In a few short days I have marched 10 miles in a Global Warming action, met with the head of labor’s largest union, spent 2 ½ days in a Greenpeace Board meeting, and tried to exercise and meditate enough to keep my head in a place that allows me to keep contributing to the creation of a future that my three children will want to live in.

Beth Orton sings as the clouds go by, and I try and empty the e-mails out of my inbox. It’s hard to always be the Inspired Protagonist. Sometimes you just want to sit back and watch the world unfolding in front of your eyes.

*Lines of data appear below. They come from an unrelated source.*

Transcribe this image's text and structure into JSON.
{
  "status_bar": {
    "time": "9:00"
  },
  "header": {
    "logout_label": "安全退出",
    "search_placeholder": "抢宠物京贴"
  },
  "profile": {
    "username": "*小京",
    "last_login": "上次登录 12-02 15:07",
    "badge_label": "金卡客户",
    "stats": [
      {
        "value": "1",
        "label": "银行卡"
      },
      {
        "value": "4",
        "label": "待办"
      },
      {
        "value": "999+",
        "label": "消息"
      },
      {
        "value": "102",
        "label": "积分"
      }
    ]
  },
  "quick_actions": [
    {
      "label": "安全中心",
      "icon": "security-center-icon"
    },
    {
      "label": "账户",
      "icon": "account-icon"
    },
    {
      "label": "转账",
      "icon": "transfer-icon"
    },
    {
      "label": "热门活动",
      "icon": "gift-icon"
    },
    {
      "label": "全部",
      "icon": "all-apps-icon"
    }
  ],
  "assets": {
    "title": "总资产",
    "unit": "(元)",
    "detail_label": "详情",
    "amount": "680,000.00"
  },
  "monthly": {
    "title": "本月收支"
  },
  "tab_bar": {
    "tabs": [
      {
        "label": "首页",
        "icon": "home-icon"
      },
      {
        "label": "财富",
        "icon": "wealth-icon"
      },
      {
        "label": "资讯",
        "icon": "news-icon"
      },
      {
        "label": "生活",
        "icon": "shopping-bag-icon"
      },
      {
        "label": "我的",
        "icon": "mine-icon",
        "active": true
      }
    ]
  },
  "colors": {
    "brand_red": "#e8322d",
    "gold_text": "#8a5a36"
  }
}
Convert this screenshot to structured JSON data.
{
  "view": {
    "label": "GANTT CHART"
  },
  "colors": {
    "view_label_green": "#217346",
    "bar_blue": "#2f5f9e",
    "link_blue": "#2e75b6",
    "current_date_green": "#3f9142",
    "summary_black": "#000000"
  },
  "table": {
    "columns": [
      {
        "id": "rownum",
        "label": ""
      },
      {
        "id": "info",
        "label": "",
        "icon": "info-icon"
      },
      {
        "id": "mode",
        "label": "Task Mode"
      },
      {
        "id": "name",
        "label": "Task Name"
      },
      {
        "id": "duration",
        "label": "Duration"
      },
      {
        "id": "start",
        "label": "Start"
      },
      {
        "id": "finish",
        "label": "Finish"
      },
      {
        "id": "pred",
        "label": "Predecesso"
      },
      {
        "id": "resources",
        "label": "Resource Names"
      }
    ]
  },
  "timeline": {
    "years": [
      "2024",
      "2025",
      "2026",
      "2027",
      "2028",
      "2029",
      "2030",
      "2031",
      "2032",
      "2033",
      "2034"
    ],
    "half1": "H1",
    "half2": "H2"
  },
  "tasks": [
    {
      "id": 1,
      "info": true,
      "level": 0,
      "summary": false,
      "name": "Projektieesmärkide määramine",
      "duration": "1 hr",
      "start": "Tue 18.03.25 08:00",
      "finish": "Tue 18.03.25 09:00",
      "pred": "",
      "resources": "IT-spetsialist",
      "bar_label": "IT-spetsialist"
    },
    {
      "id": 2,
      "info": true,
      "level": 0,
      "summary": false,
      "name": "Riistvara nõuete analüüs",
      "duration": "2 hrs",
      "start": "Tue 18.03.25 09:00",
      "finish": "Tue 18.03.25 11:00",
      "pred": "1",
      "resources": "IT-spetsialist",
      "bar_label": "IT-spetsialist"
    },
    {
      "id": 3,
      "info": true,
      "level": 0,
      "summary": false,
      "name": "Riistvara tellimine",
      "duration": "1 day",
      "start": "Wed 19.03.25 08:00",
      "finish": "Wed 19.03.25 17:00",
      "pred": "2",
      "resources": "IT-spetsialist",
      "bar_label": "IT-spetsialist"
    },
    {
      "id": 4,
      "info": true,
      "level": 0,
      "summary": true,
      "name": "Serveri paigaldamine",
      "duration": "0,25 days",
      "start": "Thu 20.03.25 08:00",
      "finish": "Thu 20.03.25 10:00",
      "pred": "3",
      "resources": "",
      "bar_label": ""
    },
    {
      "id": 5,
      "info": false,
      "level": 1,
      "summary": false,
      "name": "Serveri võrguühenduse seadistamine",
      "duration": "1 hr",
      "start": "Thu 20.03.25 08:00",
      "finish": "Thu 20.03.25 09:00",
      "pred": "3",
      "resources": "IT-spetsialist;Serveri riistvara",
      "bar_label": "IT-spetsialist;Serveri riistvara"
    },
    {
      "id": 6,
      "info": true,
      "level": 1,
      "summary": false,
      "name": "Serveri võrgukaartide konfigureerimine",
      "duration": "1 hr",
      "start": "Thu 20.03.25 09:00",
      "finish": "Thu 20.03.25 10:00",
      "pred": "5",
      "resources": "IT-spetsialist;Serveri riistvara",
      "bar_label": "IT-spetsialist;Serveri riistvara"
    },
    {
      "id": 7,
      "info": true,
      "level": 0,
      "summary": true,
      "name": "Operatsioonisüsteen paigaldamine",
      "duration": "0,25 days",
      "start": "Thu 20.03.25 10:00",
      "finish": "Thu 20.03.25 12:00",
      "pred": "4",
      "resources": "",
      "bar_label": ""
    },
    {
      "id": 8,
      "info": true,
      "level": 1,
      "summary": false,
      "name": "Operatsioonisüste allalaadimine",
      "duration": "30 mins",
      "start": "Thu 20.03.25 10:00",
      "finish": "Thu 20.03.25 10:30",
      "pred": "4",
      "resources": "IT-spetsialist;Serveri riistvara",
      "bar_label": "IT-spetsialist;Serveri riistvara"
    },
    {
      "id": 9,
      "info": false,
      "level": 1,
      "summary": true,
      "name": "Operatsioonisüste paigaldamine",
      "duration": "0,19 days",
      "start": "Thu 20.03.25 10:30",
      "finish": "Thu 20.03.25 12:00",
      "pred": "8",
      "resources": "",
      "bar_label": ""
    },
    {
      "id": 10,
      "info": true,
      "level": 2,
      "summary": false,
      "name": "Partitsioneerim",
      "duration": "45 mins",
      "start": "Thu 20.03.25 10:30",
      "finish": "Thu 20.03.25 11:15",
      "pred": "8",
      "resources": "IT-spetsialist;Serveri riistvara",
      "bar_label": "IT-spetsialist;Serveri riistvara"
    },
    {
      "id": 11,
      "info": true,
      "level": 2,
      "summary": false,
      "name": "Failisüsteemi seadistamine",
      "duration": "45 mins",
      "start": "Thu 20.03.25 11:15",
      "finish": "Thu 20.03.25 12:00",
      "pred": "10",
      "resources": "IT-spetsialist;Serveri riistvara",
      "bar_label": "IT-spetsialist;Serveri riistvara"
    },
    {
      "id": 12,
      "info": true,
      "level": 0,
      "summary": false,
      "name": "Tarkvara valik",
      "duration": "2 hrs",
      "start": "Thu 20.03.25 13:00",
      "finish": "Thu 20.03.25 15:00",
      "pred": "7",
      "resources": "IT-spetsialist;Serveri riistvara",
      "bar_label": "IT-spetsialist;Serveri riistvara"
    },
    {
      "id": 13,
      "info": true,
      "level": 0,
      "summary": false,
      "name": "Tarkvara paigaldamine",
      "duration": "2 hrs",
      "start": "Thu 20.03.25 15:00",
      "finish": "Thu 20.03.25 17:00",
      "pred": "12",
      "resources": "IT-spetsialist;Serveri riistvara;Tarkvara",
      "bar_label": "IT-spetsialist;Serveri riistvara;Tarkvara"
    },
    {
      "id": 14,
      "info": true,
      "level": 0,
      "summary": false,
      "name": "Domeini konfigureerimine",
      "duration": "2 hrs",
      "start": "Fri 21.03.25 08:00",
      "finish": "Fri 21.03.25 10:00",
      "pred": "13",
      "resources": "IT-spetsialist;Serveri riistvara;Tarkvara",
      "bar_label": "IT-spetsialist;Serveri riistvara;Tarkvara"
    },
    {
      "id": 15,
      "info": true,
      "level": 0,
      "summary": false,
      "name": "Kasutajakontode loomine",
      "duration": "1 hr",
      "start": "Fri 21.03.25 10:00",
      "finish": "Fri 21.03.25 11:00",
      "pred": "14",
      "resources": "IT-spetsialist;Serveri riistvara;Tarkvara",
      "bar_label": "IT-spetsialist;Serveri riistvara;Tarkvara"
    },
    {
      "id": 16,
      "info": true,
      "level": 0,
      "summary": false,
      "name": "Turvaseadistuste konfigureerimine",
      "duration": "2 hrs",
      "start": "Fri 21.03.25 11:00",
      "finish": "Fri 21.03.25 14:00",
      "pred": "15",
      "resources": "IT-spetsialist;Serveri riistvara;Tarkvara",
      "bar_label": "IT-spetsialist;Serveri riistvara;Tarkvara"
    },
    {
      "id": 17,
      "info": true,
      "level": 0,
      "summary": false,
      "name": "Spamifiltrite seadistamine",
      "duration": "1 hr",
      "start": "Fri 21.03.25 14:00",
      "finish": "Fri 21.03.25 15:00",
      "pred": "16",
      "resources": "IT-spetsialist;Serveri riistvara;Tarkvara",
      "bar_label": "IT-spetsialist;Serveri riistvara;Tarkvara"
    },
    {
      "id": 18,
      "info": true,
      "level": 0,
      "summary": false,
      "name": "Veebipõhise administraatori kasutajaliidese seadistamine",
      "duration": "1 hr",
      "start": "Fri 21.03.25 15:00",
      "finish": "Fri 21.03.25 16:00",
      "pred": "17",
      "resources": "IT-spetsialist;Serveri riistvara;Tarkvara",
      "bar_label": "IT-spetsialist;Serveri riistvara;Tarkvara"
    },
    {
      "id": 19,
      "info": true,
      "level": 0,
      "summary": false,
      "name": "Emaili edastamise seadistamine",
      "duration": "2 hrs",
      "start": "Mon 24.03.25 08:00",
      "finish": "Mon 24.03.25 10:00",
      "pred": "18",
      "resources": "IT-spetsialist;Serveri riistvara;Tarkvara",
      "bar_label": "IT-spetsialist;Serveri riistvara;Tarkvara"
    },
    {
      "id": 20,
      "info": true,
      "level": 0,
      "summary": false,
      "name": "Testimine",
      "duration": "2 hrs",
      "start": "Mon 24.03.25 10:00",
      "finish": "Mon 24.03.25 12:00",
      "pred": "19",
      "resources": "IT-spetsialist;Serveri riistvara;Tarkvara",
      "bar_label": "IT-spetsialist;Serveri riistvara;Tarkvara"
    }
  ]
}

Saturday, September 9, 2006,
the Hollyhock Institute, Cortes Island, British Columbia

Set back from the ocean, above the high tide water mark is a huge jumble of driftwood. Logs four to five feet thick surrounded by thousands of smaller pieces softened by years of tumbling over the stones that lie underneath. Closer to the water’s edge is a bounty of jagged oysters larger than my hands. And in the last remnants of the high tide are gigantic deep purple starfish. I am drawn to the salt water the way a flower seeks and then bends to the sun. It feels as if it were at the center of my being and essential for my very survival. I would travel for more than a day just to feel the remains of sand in between my toes and salt from the sea in my hair.

Set tightly between Vancouver Island and the coast of British Columbia in the Strait of Georgia, some 900 people live on this island. I came by seaplane from Seattle. Two hours of travel over the hundreds of islands that run from the Puget Sound north by way of the San Juan Islands. This is land that still feels wild, where humanity’s touch still remains subservient to nature. It leaves me still and quiet. I feel in it’s presence.

I came here to speak about “True Confessions” to those assembled at this Social Venture Institute. What secrets do I have left to share? What secrets have yet to be revealed? I am uncertain, but certain enough. But perhaps a confession is not a secret. Or at least a particular kind of secret revealed. I speak to offer something of myself to others. I’ll let you know how it goes!